Waiting for God is hard, because it leaves us frequently frustrated, forlorn and feeling forgotten. God speaks – what heady days those are! He makes promises to us – how we embrace these with fervour and passion! But then comes that uncomfortable bump into reality, when nothing seems to change and we are left wondering if we have heart aright and what is going on.
It’s not helped by turning a page or two in the Bible and seeing their promises fulfilled… while failing to compute the timescales involved. Because let’s face it, a story about every incident in the life of Abraham’s 25 years of waiting for his son to be born would hardly make riveting reading, going something like this:
“Got up. Had breakfast. Did some business deals. Had lunch. Walked for a bit asking God when my son and heir will be born. Had a row with Sarah. Had dinner. Went to bed.”
Frustrated is the first emotion I feel at God’s delays. Why promise me something and then delay? Why tell me something and then make me wait? Frustration leaves me feeling thwarted. How can I settle into the routine, into the mundane, when You’ve shown me so much more? Why take me on a rollercoaster ride when You know I detest them?!
Then I feel forlorn, struggling to believe ‘the dream’ will ever come true. It’s too good to be true. I don’t deserve it to be true. Pragmatism coupled with my natural pessimism start to colour the picture, and instead of the vibrant colours of faith, I’m left with a drab monochrome.
From there it’s a short step to feeling forgotten, forsaken, abandoned even. “God doesn’t really care.” It’s hard to maintain faith in that stage, or at least to maintain faith in the God who is (loving, kind, faithful, merciful, gracious, benevolent). A failure to understand God (which rationally I know is perfectly normal and inevitable since He is omniscient and I am not) quickly gets mutated into (at best) feeling forgotten by Him and at worst into a resentment of Him akin to the child’s petulance at having to wait a full year for its next birthday the day after basking in the glory of a pile of presents! This is the ‘moody, sad and very grumpy’ stage of faith which is not pleasant to experience or to witness.
So what is to be done in these waiting periods which, if I’m honest, seem to comprise a large percentage of my life?
Two more ‘Fs’ help me as I wait: faith and formation. Faith is having confidence in what we hope for and assurance about what we do not see. (Hebrews 11:1) It’s not about having it all yet or seeing it all now, as the rest of that chapter points out in relentless example after relentless example, dismantling any false belief in the instantaneous nature of God’s timing. Faith is how we live. It’s not an optional extra. It’s the core ingredient in our relationship with an invisible God. Faith means we believe God over and above what we see or how we feel. “It doesn’t matter what I see,” Aaron Shust sings (‘Deliver Me’)

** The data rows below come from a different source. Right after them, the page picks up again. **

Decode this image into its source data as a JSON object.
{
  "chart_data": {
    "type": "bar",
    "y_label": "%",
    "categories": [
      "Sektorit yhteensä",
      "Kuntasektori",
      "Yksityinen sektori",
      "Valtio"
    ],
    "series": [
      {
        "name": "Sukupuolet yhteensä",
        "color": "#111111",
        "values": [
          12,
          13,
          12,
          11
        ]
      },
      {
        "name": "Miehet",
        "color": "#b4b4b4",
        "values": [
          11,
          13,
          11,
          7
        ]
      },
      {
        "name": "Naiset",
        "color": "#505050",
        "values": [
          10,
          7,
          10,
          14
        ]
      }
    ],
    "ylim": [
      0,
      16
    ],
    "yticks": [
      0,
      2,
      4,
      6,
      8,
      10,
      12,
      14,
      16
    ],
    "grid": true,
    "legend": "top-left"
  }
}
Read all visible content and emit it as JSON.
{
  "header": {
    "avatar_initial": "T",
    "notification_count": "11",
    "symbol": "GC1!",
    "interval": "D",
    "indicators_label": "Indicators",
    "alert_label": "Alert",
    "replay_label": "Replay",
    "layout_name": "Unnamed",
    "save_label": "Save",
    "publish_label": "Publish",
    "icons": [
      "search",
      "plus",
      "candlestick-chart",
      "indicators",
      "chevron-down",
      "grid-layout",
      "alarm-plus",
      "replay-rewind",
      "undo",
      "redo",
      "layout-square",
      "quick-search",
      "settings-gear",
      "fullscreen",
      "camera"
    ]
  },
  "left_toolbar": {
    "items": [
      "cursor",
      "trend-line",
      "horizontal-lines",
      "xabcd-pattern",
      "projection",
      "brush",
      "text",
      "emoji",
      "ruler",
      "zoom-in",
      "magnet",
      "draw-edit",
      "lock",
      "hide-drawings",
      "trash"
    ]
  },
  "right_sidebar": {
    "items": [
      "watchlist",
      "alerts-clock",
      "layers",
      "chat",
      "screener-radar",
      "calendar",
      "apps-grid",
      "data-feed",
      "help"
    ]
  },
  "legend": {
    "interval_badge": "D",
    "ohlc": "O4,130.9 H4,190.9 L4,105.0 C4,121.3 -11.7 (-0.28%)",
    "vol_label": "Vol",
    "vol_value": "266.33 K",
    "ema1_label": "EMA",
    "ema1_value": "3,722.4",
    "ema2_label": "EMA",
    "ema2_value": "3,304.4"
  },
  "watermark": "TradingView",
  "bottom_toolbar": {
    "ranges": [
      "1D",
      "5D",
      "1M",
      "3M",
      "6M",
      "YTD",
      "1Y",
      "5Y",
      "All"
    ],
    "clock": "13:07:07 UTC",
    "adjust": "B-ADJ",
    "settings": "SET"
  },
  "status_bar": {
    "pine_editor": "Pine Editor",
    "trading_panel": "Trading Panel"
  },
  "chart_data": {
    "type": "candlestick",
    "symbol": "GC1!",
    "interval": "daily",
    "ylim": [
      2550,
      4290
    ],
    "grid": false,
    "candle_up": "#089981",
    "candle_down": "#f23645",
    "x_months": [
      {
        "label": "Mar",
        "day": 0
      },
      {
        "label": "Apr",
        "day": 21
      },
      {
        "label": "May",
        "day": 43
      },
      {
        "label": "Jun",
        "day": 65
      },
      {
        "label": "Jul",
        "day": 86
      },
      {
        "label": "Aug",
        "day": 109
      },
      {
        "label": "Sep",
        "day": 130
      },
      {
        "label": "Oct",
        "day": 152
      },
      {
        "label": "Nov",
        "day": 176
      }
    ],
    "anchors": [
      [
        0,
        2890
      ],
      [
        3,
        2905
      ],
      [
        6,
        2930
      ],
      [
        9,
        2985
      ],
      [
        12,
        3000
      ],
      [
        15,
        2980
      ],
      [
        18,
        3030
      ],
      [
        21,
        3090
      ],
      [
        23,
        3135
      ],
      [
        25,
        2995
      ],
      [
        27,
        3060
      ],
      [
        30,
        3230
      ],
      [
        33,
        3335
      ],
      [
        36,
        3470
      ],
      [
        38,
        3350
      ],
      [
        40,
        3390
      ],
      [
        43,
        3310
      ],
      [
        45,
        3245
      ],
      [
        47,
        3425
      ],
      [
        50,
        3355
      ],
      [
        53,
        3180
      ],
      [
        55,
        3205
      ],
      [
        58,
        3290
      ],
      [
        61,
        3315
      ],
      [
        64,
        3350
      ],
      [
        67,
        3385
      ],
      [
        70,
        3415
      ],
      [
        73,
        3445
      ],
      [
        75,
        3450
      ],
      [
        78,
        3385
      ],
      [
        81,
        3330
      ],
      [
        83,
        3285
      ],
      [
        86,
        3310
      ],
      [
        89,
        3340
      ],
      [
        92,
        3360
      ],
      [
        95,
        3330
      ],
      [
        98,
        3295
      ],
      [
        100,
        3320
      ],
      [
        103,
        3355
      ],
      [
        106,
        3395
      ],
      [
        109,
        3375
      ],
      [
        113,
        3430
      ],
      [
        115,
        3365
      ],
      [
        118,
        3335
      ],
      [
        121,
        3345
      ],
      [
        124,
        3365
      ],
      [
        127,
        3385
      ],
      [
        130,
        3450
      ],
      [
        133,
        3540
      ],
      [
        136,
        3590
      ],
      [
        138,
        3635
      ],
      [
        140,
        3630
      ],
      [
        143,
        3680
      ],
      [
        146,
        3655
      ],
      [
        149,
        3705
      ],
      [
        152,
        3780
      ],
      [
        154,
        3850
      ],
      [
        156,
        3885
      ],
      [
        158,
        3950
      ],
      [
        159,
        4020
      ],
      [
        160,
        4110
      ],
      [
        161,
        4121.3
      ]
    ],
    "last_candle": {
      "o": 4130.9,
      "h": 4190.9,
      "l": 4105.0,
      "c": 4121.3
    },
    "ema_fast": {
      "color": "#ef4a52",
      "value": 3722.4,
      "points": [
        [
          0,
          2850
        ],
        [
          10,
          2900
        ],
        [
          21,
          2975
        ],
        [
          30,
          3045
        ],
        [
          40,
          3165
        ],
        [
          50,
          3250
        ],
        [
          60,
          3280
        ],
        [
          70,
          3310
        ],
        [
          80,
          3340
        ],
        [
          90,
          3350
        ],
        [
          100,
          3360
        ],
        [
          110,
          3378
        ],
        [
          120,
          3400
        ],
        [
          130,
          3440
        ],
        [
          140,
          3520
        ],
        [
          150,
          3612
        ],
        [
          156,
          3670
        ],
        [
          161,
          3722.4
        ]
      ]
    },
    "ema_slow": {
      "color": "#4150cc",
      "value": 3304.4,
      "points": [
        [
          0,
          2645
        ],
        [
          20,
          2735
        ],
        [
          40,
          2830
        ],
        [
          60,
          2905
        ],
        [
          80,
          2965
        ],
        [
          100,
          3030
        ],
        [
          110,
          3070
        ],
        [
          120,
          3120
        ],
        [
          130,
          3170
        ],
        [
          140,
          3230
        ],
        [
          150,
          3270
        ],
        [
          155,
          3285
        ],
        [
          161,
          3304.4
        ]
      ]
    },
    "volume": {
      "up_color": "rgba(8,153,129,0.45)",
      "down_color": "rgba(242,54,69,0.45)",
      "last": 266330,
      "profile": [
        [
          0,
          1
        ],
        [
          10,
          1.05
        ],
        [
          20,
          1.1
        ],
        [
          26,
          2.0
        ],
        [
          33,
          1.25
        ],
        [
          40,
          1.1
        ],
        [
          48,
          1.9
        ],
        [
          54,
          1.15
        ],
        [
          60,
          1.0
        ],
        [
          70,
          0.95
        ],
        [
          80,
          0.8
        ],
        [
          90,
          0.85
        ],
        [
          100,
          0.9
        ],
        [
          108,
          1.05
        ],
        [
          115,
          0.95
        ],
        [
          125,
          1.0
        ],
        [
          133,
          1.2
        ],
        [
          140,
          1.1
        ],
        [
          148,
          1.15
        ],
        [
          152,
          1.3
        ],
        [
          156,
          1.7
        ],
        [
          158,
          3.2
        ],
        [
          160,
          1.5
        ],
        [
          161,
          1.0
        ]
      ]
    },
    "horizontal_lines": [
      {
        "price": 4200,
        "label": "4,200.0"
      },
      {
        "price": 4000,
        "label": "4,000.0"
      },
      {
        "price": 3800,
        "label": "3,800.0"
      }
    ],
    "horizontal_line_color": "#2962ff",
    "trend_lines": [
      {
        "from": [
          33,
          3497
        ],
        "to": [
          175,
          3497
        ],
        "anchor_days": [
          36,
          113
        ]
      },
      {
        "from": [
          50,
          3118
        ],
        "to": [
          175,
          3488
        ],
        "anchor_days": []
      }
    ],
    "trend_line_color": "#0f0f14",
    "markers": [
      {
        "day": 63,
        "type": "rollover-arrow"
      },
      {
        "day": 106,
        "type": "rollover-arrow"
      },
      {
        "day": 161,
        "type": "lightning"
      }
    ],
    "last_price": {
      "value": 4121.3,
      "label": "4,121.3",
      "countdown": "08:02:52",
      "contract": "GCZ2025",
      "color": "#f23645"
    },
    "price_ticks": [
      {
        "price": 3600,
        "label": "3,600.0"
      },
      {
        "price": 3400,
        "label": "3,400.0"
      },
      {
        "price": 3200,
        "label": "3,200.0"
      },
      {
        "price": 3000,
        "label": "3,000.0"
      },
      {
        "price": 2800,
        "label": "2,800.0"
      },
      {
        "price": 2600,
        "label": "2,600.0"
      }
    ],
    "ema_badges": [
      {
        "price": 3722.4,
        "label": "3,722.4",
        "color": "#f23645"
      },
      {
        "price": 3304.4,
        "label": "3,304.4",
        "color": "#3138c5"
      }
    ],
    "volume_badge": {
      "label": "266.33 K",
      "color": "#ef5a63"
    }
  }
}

Formation – well, this is what God is doing in the times when it seems like He’s doing nothing. He is forming us. He is shaping us into the image of Christ. (2 Cor 3:18, Rom 8:29) He is refining us, testing us, forging us and forming us into His image. He’s doing whatever is necessary to make His plans succeed. He’s knocking the youthful arrogance out of Joseph through the trials of betrayal and injustice. He’s changing the hot-headed murderer Moses into a fearless, bold leader who relies on God and not on his ‘fortuitous’ upbringing… He’s doing plenty of things that are character-based when all we long for are action films!
If you are currently waiting in a state of forlorn frustration, tempted to forge your own way ahead, learn from the mistakes of others and stop. Self-help in these instances won’t cut it. Learn to wait for the Lord. It takes strength to wait. But waiting for Him to do the impossible is never a waste of time.